Denn bei aller Beschwörung der gemeinsamen Tradition im Ort, die auch der gebürtige Glashütter Uwe Ahrendt im Gespräch gerne hervorhebt – der Wettbewerb ist durchaus hart. Dabei hat Nomos für sich ein Segment in der Uhrenwelt erschlossen, das Ahrendt nur halb scherzhaft „demokratischen Luxus“ nennt. Die meisten Nomos- Uhren, von den klaren Design-Prinzipien der Werkbund- und Bauhaus-Schule geprägt, kosten zwischen 1 000 und 4 000 Euro. Für das teuerste Modell sind reichlich 14 000 Euro fällig – in dieser Region fangen die Preislisten der Glashütten Luxusmarken Lange und Glashütte Original erst an.
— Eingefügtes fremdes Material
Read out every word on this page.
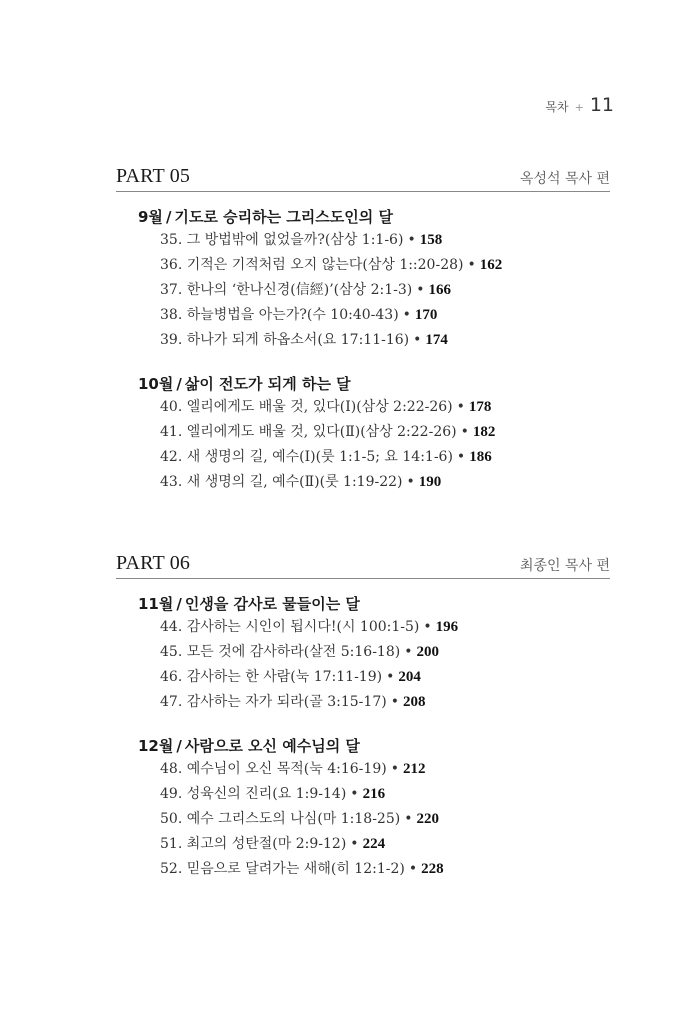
목차 + 11
PART 05	옥성석 목사 편
9월 / 기도로 승리하는 그리스도인의 달
35. 그 방법밖에 없었을까?(삼상 1:1-6) • 158
36. 기적은 기적처럼 오지 않는다(삼상 1::20-28) • 162
37. 한나의 ‘한나신경(信經)’(삼상 2:1-3) • 166
38. 하늘병법을 아는가?(수 10:40-43) • 170
39. 하나가 되게 하옵소서(요 17:11-16) • 174
10월 / 삶이 전도가 되게 하는 달
40. 엘리에게도 배울 것, 있다(Ⅰ)(삼상 2:22-26) • 178
41. 엘리에게도 배울 것, 있다(Ⅱ)(삼상 2:22-26) • 182
42. 새 생명의 길, 예수(Ⅰ)(룻 1:1-5; 요 14:1-6) • 186
43. 새 생명의 길, 예수(Ⅱ)(룻 1:19-22) • 190
PART 06	최종인 목사 편
11월 / 인생을 감사로 물들이는 달
44. 감사하는 시인이 됩시다!(시 100:1-5) • 196
45. 모든 것에 감사하라(살전 5:16-18) • 200
46. 감사하는 한 사람(눅 17:11-19) • 204
47. 감사하는 자가 되라(골 3:15-17) • 208
12월 / 사람으로 오신 예수님의 달
48. 예수님이 오신 목적(눅 4:16-19) • 212
49. 성육신의 진리(요 1:9-14) • 216
50. 예수 그리스도의 나심(마 1:18-25) • 220
51. 최고의 성탄절(마 2:9-12) • 224
52. 믿음으로 달려가는 새해(히 12:1-2) • 228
Zu genauen Umsatz- und Stückzahlen sagt Ahrendt nichts – schon seit mehr als zehn Jahren. Branchenexperten gehen von einem mittleren zweistelligen Millionenumsatz aus. Das ist eine Hausnummer – noch dazu, weil Nomos als einer der wenigen Uhrenhersteller weltweit nicht zu einem großen Luxuskonzern gehört. Angebote habe es einige gegeben, deutet der Nomos-Chef an. Die seien Bestätigung dafür, dass „wir hier einen guten Job machen“, kein Verkaufsanreiz, betont Arendt.
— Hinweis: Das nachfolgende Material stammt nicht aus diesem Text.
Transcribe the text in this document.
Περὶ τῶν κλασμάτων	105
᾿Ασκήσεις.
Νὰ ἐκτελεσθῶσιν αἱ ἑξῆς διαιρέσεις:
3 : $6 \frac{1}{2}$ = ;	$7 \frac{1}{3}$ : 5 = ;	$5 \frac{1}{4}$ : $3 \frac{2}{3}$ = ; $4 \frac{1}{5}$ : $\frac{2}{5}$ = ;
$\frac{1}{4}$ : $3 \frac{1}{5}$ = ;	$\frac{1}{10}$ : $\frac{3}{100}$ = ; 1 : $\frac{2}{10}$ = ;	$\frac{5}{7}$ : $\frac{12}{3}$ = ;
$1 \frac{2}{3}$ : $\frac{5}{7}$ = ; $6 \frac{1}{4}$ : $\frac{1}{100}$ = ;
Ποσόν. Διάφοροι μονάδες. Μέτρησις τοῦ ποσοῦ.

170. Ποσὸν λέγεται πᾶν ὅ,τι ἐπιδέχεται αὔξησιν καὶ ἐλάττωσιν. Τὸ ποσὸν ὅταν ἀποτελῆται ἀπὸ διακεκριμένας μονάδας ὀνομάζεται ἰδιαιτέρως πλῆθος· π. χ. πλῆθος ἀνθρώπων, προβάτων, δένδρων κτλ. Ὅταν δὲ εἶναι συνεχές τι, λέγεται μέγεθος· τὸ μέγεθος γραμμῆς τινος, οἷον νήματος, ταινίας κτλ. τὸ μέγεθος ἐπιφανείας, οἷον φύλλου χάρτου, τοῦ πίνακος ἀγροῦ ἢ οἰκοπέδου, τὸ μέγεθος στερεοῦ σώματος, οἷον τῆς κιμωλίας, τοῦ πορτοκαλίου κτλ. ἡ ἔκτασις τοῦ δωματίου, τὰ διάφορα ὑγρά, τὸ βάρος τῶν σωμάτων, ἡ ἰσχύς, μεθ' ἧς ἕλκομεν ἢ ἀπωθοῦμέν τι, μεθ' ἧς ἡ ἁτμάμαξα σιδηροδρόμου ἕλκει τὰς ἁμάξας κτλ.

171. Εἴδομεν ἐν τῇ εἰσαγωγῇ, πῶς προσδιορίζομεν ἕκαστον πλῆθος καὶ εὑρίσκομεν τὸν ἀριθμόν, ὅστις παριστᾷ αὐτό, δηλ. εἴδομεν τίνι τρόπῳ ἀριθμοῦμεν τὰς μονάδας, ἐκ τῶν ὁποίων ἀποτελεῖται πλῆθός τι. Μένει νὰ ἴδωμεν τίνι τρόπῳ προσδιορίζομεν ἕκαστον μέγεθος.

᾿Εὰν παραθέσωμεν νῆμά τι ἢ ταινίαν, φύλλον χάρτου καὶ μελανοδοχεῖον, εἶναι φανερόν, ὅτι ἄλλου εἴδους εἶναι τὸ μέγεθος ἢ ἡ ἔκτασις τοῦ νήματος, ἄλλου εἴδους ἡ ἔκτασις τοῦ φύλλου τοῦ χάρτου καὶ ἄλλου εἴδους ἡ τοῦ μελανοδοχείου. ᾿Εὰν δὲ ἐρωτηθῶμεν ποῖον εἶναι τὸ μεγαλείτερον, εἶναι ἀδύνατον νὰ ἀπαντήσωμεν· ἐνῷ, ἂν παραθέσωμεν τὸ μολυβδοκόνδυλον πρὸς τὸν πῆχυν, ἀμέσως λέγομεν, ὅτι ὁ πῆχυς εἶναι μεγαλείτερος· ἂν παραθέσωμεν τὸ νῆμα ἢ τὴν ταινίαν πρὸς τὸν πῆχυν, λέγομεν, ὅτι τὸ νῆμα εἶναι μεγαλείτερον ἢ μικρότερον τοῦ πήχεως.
Der Vater von drei Kindern stammt aus einer Uhrmacherfamilie und lernte beim VEB Glashütte Werkzeugmacher. Nach der Wende studierte er Maschinenbau und Wirtschaftswissenschaften und arbeitete in der Schweiz in der Uhrenindustrie. Nach der Wiedergeburt von Glashütte als Uhrenfabrikationsstandort konnte Arendt in seine Heimat ohne Karriereeinbußen zurückkehren. Er fing bei Lange & Söhne an und wurde dort Produktionsleiter. Seit 2000 ist Ahrendt Geschäftsführer bei Nomos, seit 2003 auch Gesellschafter. Für die Weiterentwicklung von Nomos hat er eine klare Strategie: Internationalisierung. Stärkster Absatzmarkt ist Deutschland, an zweiter Stelle folgen bereits die USA. Insgesamt exportiert Nomos in über 50 Länder.